I'm currently reading Thinking about Mathematics by Stewart Shapiro. In chapter 1, it says:
"For an intuitionist, (statement 1) The content of a proposition stating that not all natural numbers have certain property P is that it is refutable that one can construct a number x and show that P does not hold of x. (statement 2) The content of proposition that there is a number that lacks P is that one can construct a number x and show that P does not hold of x.
Intuitionist agree that the latter proposition entails the former, but they balk at the converse because it is possible to show that a property cannot hold universally without constructing a number for which it fails."

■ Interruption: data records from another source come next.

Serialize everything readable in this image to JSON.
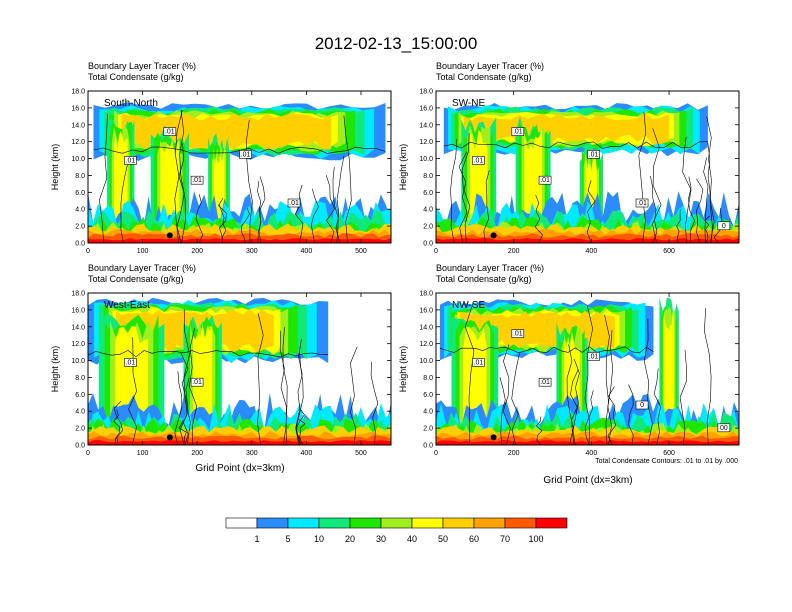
{
  "figure_title": "2012-02-13_15:00:00",
  "colorbar": {
    "colors": [
      "#ffffff",
      "#2a8cff",
      "#00e9ff",
      "#10e97a",
      "#1ee600",
      "#a0ee1e",
      "#ffff00",
      "#ffd000",
      "#ffa200",
      "#ff5a00",
      "#ff0000"
    ],
    "labels": [
      "1",
      "5",
      "10",
      "20",
      "30",
      "40",
      "50",
      "60",
      "70",
      "100"
    ]
  },
  "footnote": "Total Condensate Contours: .01 to .01 by .000",
  "chart_data": [
    {
      "type": "heatmap",
      "panel": "top-left",
      "title_line1": "Boundary Layer Tracer    (%)",
      "title_line2": "Total Condensate   (g/kg)",
      "region_label": "South-North",
      "ylabel": "Height (km)",
      "xlabel": "",
      "xlim": [
        0,
        555
      ],
      "ylim": [
        0,
        18
      ],
      "xticks": [
        "0",
        "100",
        "200",
        "300",
        "400",
        "500"
      ],
      "yticks": [
        "0.0",
        "2.0",
        "4.0",
        "6.0",
        "8.0",
        "10.0",
        "12.0",
        "14.0",
        "16.0",
        "18.0"
      ],
      "contour_labels": [
        ".01",
        ".01",
        ".01",
        ".01",
        ".01"
      ],
      "anvil": {
        "x0": 10,
        "x1": 545,
        "base": 10.2,
        "top": 16.2
      },
      "cores": [
        {
          "x": 60,
          "w": 50,
          "top": 15
        },
        {
          "x": 150,
          "w": 70,
          "top": 14
        },
        {
          "x": 240,
          "w": 40,
          "top": 13
        }
      ]
    },
    {
      "type": "heatmap",
      "panel": "top-right",
      "title_line1": "Boundary Layer Tracer    (%)",
      "title_line2": "Total Condensate   (g/kg)",
      "region_label": "SW-NE",
      "ylabel": "Height (km)",
      "xlabel": "",
      "xlim": [
        0,
        780
      ],
      "ylim": [
        0,
        18
      ],
      "xticks": [
        "0",
        "200",
        "400",
        "600"
      ],
      "yticks": [
        "0.0",
        "2.0",
        "4.0",
        "6.0",
        "8.0",
        "10.0",
        "12.0",
        "14.0",
        "16.0",
        "18.0"
      ],
      "contour_labels": [
        ".01",
        ".01",
        ".01",
        ".01",
        ".01",
        "0"
      ],
      "anvil": {
        "x0": 20,
        "x1": 700,
        "base": 10.8,
        "top": 16.2
      },
      "cores": [
        {
          "x": 110,
          "w": 90,
          "top": 15
        },
        {
          "x": 250,
          "w": 90,
          "top": 15
        },
        {
          "x": 400,
          "w": 60,
          "top": 12
        }
      ]
    },
    {
      "type": "heatmap",
      "panel": "bottom-left",
      "title_line1": "Boundary Layer Tracer    (%)",
      "title_line2": "Total Condensate   (g/kg)",
      "region_label": "West-East",
      "ylabel": "Height (km)",
      "xlabel": "Grid Point (dx=3km)",
      "xlim": [
        0,
        555
      ],
      "ylim": [
        0,
        18
      ],
      "xticks": [
        "0",
        "100",
        "200",
        "300",
        "400",
        "500"
      ],
      "yticks": [
        "0.0",
        "2.0",
        "4.0",
        "6.0",
        "8.0",
        "10.0",
        "12.0",
        "14.0",
        "16.0",
        "18.0"
      ],
      "contour_labels": [
        ".01",
        ".01"
      ],
      "anvil": {
        "x0": 0,
        "x1": 440,
        "base": 10,
        "top": 17
      },
      "cores": [
        {
          "x": 80,
          "w": 120,
          "top": 16
        },
        {
          "x": 210,
          "w": 70,
          "top": 16
        }
      ]
    },
    {
      "type": "heatmap",
      "panel": "bottom-right",
      "title_line1": "Boundary Layer Tracer    (%)",
      "title_line2": "Total Condensate   (g/kg)",
      "region_label": "NW-SE",
      "ylabel": "Height (km)",
      "xlabel": "Grid Point (dx=3km)",
      "xlim": [
        0,
        780
      ],
      "ylim": [
        0,
        18
      ],
      "xticks": [
        "0",
        "200",
        "400",
        "600"
      ],
      "yticks": [
        "0.0",
        "2.0",
        "4.0",
        "6.0",
        "8.0",
        "10.0",
        "12.0",
        "14.0",
        "16.0",
        "18.0"
      ],
      "contour_labels": [
        ".01",
        ".01",
        ".01",
        ".01",
        "0",
        "00"
      ],
      "anvil": {
        "x0": 10,
        "x1": 560,
        "base": 10.5,
        "top": 16.8
      },
      "cores": [
        {
          "x": 100,
          "w": 120,
          "top": 15.5
        },
        {
          "x": 350,
          "w": 80,
          "top": 15
        },
        {
          "x": 600,
          "w": 50,
          "top": 17.5
        }
      ]
    }
  ]
}
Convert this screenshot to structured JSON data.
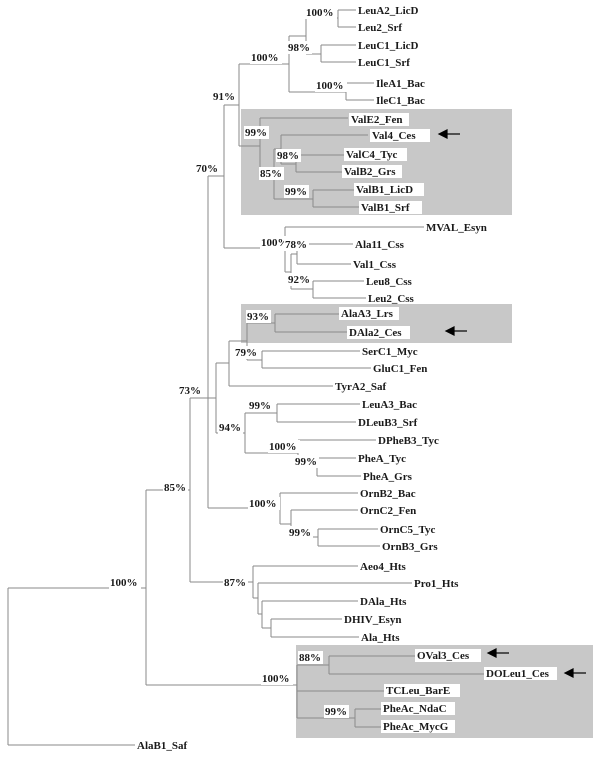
{
  "tree": {
    "leaves": [
      "LeuA2_LicD",
      "Leu2_Srf",
      "LeuC1_LicD",
      "LeuC1_Srf",
      "IleA1_Bac",
      "IleC1_Bac",
      "ValE2_Fen",
      "Val4_Ces",
      "ValC4_Tyc",
      "ValB2_Grs",
      "ValB1_LicD",
      "ValB1_Srf",
      "MVAL_Esyn",
      "Ala11_Css",
      "Val1_Css",
      "Leu8_Css",
      "Leu2_Css",
      "AlaA3_Lrs",
      "DAla2_Ces",
      "SerC1_Myc",
      "GluC1_Fen",
      "TyrA2_Saf",
      "LeuA3_Bac",
      "DLeuB3_Srf",
      "DPheB3_Tyc",
      "PheA_Tyc",
      "PheA_Grs",
      "OrnB2_Bac",
      "OrnC2_Fen",
      "OrnC5_Tyc",
      "OrnB3_Grs",
      "Aeo4_Hts",
      "Pro1_Hts",
      "DAla_Hts",
      "DHIV_Esyn",
      "Ala_Hts",
      "OVal3_Ces",
      "DOLeu1_Ces",
      "TCLeu_BarE",
      "PheAc_NdaC",
      "PheAc_MycG",
      "AlaB1_Saf"
    ],
    "bootstrap": [
      "100%",
      "98%",
      "100%",
      "100%",
      "91%",
      "99%",
      "98%",
      "85%",
      "99%",
      "70%",
      "100%",
      "78%",
      "92%",
      "93%",
      "79%",
      "73%",
      "99%",
      "94%",
      "100%",
      "99%",
      "85%",
      "100%",
      "99%",
      "87%",
      "100%",
      "88%",
      "100%",
      "99%"
    ],
    "highlighted_leaves": [
      "Val4_Ces",
      "DAla2_Ces",
      "OVal3_Ces",
      "DOLeu1_Ces"
    ],
    "box_color": "#c8c8c8",
    "branch_color": "#8a8a8a",
    "arrow_icon": "left-arrow"
  }
}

I don't understand what he is trying to say here in the last paragraph. So intuitionists agree that statement 2 is the consequence of statement 1 but dont agree that statement 1 is a consequence of statement 2?
Can someone please provide clarity on Shapiro's last paragraph, please!
Let $\phi := \neg \forall x : P(x)$ and $\psi := \exists x : \neg P(x)$. Then (I think) what he says is:
$$\psi \Rightarrow \phi$$
but generally one cannot prove:
$$\phi \Rightarrow \psi$$
because (intuitively) merely knowing, that not all $x$ satisfy $P(x)$ is simply not enough to actually exhibit an $x$ such that $P(x)$.
Related: Do De Morgan's laws hold in propositional intuitionistic logic?